5.4À titre de preuve supplémentaire, le requérant joint une déclaration sous serment d’un de ses amis, S. S. S., ancien officier de l’armée indienne, qui, après avoir été limogé, a rejoint les rangs des militants sikhs, a quitté le pays et a reçu en 1993 le statut de réfugié au Canada au titre de la Convention relative au statut des réfugiés. Cette personne affirme avoir vu plusieurs fois la famille du requérant pendant une visite de quatre mois effectuée en Inde en 1997 et avoir appris que la police du Pendjab continuait à la harceler et soupçonnait le requérant d’avoir des contacts avec des terroristes à l’étranger.

5.5Le requérant souligne que pour une bonne part les réponses de l’État partie ne sont que des répétitions des arguments énoncés dans la décision finale du fonctionnaire de l’immigration, datée du 13 octobre 2000, sans qu’il soit expliqué pourquoi la conclusion retenue dans deux arrêts de la Cour fédérale, qui avait établi que s’il était expulsé le requérant courrait un risque de préjudice irréparable, n’a pas été prise en considération. En ce qui concerne le refus de l’autoriser à se pourvoir devant les autorités judiciaires, le requérant explique que ce refus émane d’un nouveau juge qui avait intégré la Cour fédérale tout récemment, en mars 2001.

5.6D’après le requérant, le risque de torture auquel il est exposé s’il retourne en Inde est d’autant plus grand qu’il est considéré comme un sympathisant militant car la police du Pendjab l’a accusé de soutenir les militants sikhs. De plus, comme il est en mauvaise santé physique, les forces de sécurité seraient encore plus convaincues qu’il a été impliqué dans la lutte armée.

5.7En ce qui concerne les violations des droits fondamentaux commises actuellement en Inde et en particulier au Pendjab, le requérant dit que même si la situation s’est améliorée par rapport au début des années 90, la torture est encore largement pratiquée par la police et l’armée. Pour ce faire, il joint plusieurs rapports volumineux faisant état de violations persistantes au Pendjab ainsi que sur le système canadien de détermination du statut de réfugié.

5.8En ce qui concerne l’allégation de violation de l’article 16 de la Convention, le requérant fait valoir que ce grief n’est pas fondé exclusivement sur l’insuffisance des traitements médicaux disponibles en Inde; il repose aussi sur l’expérience traumatisante que constitue son renvoi dans un pays où il a été victime de torture.

5.9Le requérant affirme que les fonctionnaires canadiens de l’immigration ne reçoivent généralement pas de formation dans le domaine des droits de l’homme. Au contraire, on les forme à repérer les points qui peuvent faire douter de la crédibilité d’un demandeur d’asile. Le requérant réaffirme aussi que la révision judiciaire assurée par la Cour fédérale constitue un contrôle insuffisant des abus des autorités d’immigration et cite l’affaire à l’étude comme l’exemple même de l’insuffisance de ce recours.

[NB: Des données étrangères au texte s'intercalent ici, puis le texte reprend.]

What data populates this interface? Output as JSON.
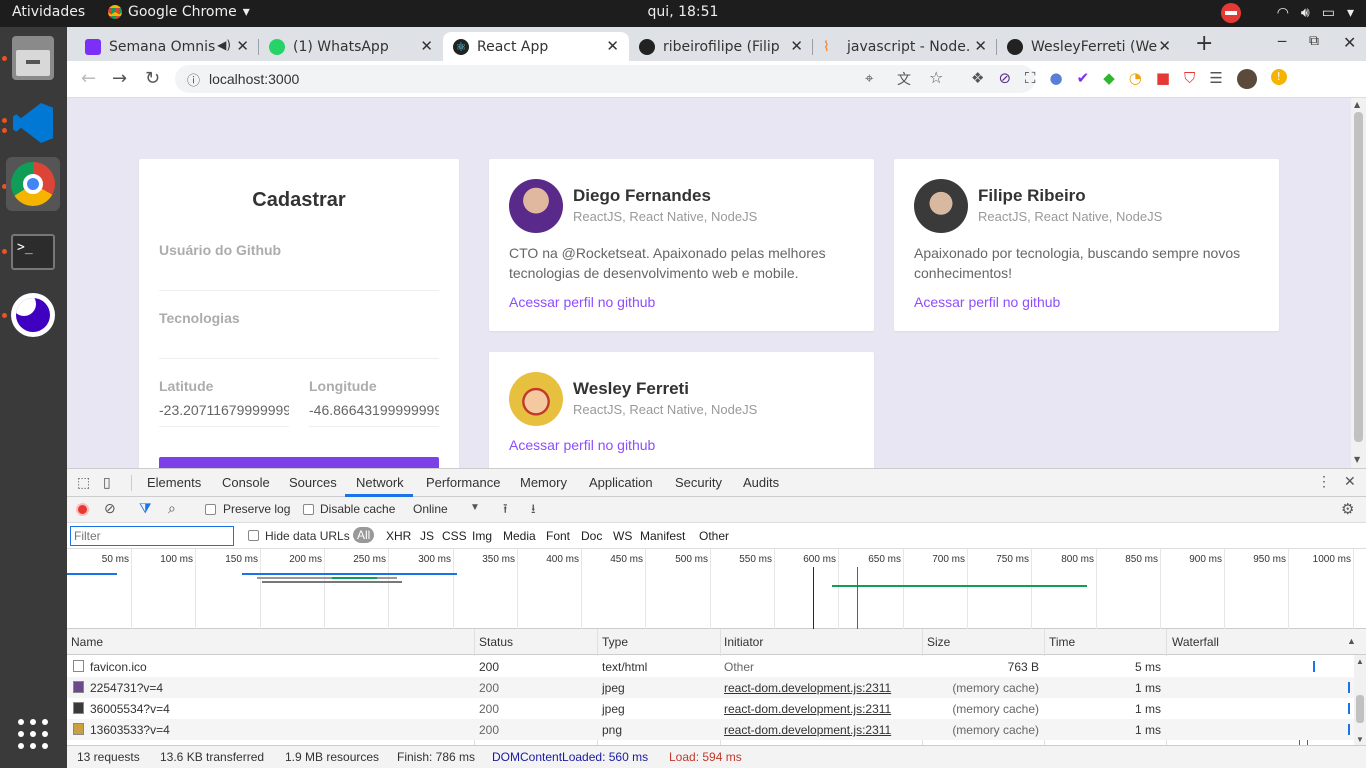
{
  "topbar": {
    "activities": "Atividades",
    "app_name": "Google Chrome",
    "clock": "qui, 18:51"
  },
  "tabs": [
    {
      "title": "Semana Omnis",
      "color": "#7b2ff7"
    },
    {
      "title": "(1) WhatsApp",
      "color": "#25d366"
    },
    {
      "title": "React App",
      "color": "#222222"
    },
    {
      "title": "ribeirofilipe (Filip",
      "color": "#222222"
    },
    {
      "title": "javascript - Node.",
      "color": "#f48024"
    },
    {
      "title": "WesleyFerreti (We",
      "color": "#222222"
    }
  ],
  "omnibox": {
    "url": "localhost:3000"
  },
  "form": {
    "title": "Cadastrar",
    "github_label": "Usuário do Github",
    "techs_label": "Tecnologias",
    "lat_label": "Latitude",
    "lat_value": "-23.20711679999999",
    "lon_label": "Longitude",
    "lon_value": "-46.86643199999999"
  },
  "devs": [
    {
      "name": "Diego Fernandes",
      "techs": "ReactJS, React Native, NodeJS",
      "bio_1": "CTO na @Rocketseat. Apaixonado pelas melhores",
      "bio_2": "tecnologias de desenvolvimento web e mobile.",
      "link": "Acessar perfil no github"
    },
    {
      "name": "Filipe Ribeiro",
      "techs": "ReactJS, React Native, NodeJS",
      "bio_1": "Apaixonado por tecnologia, buscando sempre novos",
      "bio_2": "conhecimentos!",
      "link": "Acessar perfil no github"
    },
    {
      "name": "Wesley Ferreti",
      "techs": "ReactJS, React Native, NodeJS",
      "link": "Acessar perfil no github"
    }
  ],
  "devtools": {
    "tabs": [
      "Elements",
      "Console",
      "Sources",
      "Network",
      "Performance",
      "Memory",
      "Application",
      "Security",
      "Audits"
    ],
    "active_tab": "Network",
    "preserve_log": "Preserve log",
    "disable_cache": "Disable cache",
    "throttle": "Online",
    "filter_placeholder": "Filter",
    "hide_data_urls": "Hide data URLs",
    "types": [
      "All",
      "XHR",
      "JS",
      "CSS",
      "Img",
      "Media",
      "Font",
      "Doc",
      "WS",
      "Manifest",
      "Other"
    ],
    "ticks": [
      "50 ms",
      "100 ms",
      "150 ms",
      "200 ms",
      "250 ms",
      "300 ms",
      "350 ms",
      "400 ms",
      "450 ms",
      "500 ms",
      "550 ms",
      "600 ms",
      "650 ms",
      "700 ms",
      "750 ms",
      "800 ms",
      "850 ms",
      "900 ms",
      "950 ms",
      "1000 ms"
    ],
    "columns": [
      "Name",
      "Status",
      "Type",
      "Initiator",
      "Size",
      "Time",
      "Waterfall"
    ],
    "rows": [
      {
        "name": "favicon.ico",
        "status": "200",
        "type": "text/html",
        "initiator": "Other",
        "size": "763 B",
        "time": "5 ms"
      },
      {
        "name": "2254731?v=4",
        "status": "200",
        "type": "jpeg",
        "initiator": "react-dom.development.js:2311",
        "size": "(memory cache)",
        "time": "1 ms"
      },
      {
        "name": "36005534?v=4",
        "status": "200",
        "type": "jpeg",
        "initiator": "react-dom.development.js:2311",
        "size": "(memory cache)",
        "time": "1 ms"
      },
      {
        "name": "13603533?v=4",
        "status": "200",
        "type": "png",
        "initiator": "react-dom.development.js:2311",
        "size": "(memory cache)",
        "time": "1 ms"
      }
    ],
    "footer": {
      "requests": "13 requests",
      "transferred": "13.6 KB transferred",
      "resources": "1.9 MB resources",
      "finish": "Finish: 786 ms",
      "dcl": "DOMContentLoaded: 560 ms",
      "load": "Load: 594 ms"
    }
  }
}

Observations complémentaires de l’État partie et commentaires du requérant

6.1Dans une réponse complémentaire datée du 12 novembre 2002, l’État partie a fait valoir qu’outre le fait qu’elle est insuffisamment étayée, la requête est aussi irrecevable au titre du paragraphe 2 de l’article  22 parce qu’elle est incompatible avec l’article 3 de la Convention, étant donné qu’aucune décision de renvoi n’avait été prise à ce stade, ainsi qu’au titre du paragraphe 5 b) de l’article 22 de la Convention et de l’article 107 e) du règlement intérieur du Comité, du fait que les recours n’avaient pas été épuisés dans le cadre de la procédure d’évaluation du risque préalable au renvoi. Subsidiairement, l’État partie maintient que la requête est infondée.

6.2L’État partie soutient qu’en vertu de la nouvelle loi sur l’émigration et la protection des réfugiés du 28 juin 2002, toute personne en instance d’expulsion a droit à une nouvelle évaluation du risque encouru, sur la base de nouveaux éléments de preuve, ce qui entraîne le sursis automatique de l’ordre de renvoi, si l’intéressé demande une telle évaluation dans les 15 jours suivant la date à laquelle il a été informé de la possibilité de se prévaloir de la protection de ladite loi. L’évaluation est effectuée par un fonctionnaire formé à l’application de la Convention de Genève relative au statut des réfugiés ainsi qu’à la Convention contre la torture. Lorsque l’issue de l’évaluation est négative, le requérant peut demander l’autorisation de saisir la Cour fédérale, qui peut annuler la décision sur la base d’une simple erreur du point de vue du droit ou d’une erreur manifeste d’appréciation des faits. Les décisions de la section de première instance de la Cour fédérale peuvent faire l’objet d’un appel devant la Cour d’appel fédérale si le juge de première instance certifie que le dossier soulève une question grave d’importance générale. La décision de la Cour d’appel peut être portée devant la Cour suprême du Canada. Le requérant peut demander à la Cour fédérale d’ordonner à titre provisoire qu’il soit sursis au renvoi en attendant l’issue des requêtes et recours dont elle est saisie.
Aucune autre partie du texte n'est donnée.